We are probably prone to over hype the impact of this technology because it’s so startling at first glance. The truth is that this cannot currently replace an experienced programmer. As shown in this video by Conner Ardman you cannot just copy and paste code. You might spend more time trying to figure out if the answer it gives you is correct than to do it yourself. This is especially true of the challenging problems that you’d really want it to solve for you. The comments on this video are also revealing and a sample of what people are saying:

"I think I will use this a lot, but for simple things where I don't remember the exact syntax or implementation and just need a reminder. Also, sometimes when I'm programming it can be something simple that I overlooked, and then I could just copy&paste into chatGPT and have it find it for me (which is what I used it for yesterday).."
"As much as I've played around with it, I've realized that you have to be super specific in the way you submit your request. Include everything you'd want it to do first-hand."
"After playing for hours I can safely say that the main problem with the code provided by ChatGPT is that it gives incorrect answers not all the times but "sometimes". This "sometimes" is what causes trust issues..."
"As much I love the tech behind chatGPT, it still requires somebody with enough brains to handle its output. An secondly, If you pass in new tech frameworks or something just new, it can't handle that because according to its reinforcement training, it can't really learn from new upcoming things."

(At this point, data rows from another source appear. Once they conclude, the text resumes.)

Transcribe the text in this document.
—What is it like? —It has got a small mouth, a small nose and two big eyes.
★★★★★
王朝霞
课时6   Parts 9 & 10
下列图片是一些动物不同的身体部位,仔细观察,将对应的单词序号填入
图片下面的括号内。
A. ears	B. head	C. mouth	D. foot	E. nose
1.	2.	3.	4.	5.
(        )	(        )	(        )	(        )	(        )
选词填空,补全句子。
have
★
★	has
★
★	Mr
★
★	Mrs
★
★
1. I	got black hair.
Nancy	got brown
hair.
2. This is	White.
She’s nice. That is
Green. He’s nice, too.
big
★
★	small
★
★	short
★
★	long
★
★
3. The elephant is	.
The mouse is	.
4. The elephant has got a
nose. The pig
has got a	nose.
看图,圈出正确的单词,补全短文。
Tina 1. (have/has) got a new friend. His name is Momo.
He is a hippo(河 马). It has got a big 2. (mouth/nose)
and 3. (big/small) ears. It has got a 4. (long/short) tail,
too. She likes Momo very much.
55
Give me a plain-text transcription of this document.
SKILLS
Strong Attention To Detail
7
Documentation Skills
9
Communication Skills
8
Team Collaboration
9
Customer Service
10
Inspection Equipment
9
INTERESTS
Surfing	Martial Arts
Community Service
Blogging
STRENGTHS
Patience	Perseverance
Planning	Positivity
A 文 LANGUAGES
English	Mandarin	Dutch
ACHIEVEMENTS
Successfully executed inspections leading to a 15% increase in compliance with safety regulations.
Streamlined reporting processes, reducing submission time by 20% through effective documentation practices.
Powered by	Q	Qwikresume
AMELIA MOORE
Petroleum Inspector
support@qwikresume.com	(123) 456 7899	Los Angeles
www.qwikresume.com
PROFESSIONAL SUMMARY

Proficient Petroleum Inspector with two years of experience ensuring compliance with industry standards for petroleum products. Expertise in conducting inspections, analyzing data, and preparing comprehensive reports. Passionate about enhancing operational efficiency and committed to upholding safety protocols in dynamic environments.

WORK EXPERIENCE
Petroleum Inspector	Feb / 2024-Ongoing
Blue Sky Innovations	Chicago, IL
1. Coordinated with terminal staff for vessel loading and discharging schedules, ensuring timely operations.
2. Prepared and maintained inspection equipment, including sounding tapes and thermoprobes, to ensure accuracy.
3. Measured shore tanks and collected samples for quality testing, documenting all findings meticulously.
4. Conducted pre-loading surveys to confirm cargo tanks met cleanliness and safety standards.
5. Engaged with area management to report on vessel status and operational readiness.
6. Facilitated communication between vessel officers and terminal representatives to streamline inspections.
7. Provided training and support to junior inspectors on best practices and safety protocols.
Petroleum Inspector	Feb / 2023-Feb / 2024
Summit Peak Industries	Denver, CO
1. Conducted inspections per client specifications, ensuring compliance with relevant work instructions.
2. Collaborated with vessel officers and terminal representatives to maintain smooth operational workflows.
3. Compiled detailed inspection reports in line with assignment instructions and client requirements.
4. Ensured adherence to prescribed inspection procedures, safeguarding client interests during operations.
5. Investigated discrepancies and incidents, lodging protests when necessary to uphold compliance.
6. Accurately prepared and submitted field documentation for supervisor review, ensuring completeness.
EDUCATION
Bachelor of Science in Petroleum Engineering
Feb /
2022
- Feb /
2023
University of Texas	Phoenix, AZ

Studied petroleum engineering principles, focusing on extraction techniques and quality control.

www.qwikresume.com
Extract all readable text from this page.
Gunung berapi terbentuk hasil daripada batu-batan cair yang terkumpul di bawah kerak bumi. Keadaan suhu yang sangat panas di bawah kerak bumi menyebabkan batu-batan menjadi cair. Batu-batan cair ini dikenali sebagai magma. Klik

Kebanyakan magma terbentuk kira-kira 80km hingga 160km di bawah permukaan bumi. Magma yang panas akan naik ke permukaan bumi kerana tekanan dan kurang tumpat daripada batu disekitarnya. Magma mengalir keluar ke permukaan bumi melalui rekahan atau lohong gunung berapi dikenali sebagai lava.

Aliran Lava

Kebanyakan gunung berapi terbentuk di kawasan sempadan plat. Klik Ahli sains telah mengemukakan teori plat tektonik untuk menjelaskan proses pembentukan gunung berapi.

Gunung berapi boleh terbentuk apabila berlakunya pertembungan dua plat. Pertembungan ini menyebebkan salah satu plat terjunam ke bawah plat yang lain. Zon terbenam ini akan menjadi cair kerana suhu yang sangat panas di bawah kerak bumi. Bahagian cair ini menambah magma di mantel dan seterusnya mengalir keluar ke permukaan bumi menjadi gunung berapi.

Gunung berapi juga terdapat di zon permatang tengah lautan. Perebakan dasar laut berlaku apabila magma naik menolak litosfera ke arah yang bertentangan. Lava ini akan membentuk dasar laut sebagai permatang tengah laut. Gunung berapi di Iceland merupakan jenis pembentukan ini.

Bionformatics type things chatGPT can help you with

Software engineers, scientists who have no coding experience are not going to be using chatGPT to solve novel or complex problems. It will help beginners but to solve real world problems you do have to know enough to ask the right questions.

Here’s the kind of things it will good for:

  • Ask it clearly defined functions with fairly simple tasks and it might produce a finished product, but you need to check it.
  • Providing a scaffold for functions very quickly which you can then bug fix, add details or augment to suit. This would take care of the work of naming variables and writing logic for example.
  • Building mundane things like regular expressions which humans don’t find it easy to construct.
  • Helping to clean or import data tables.

ChatGPT will be a great complement to learning coding. The challenge is to recognize the tasks where it can save you time. In future it will be able to do even more and maybe coders will be redundant but that won’t be for some time. Also remember that it’s free for now but probably will be monetized in the future. There will be free and open source versions though.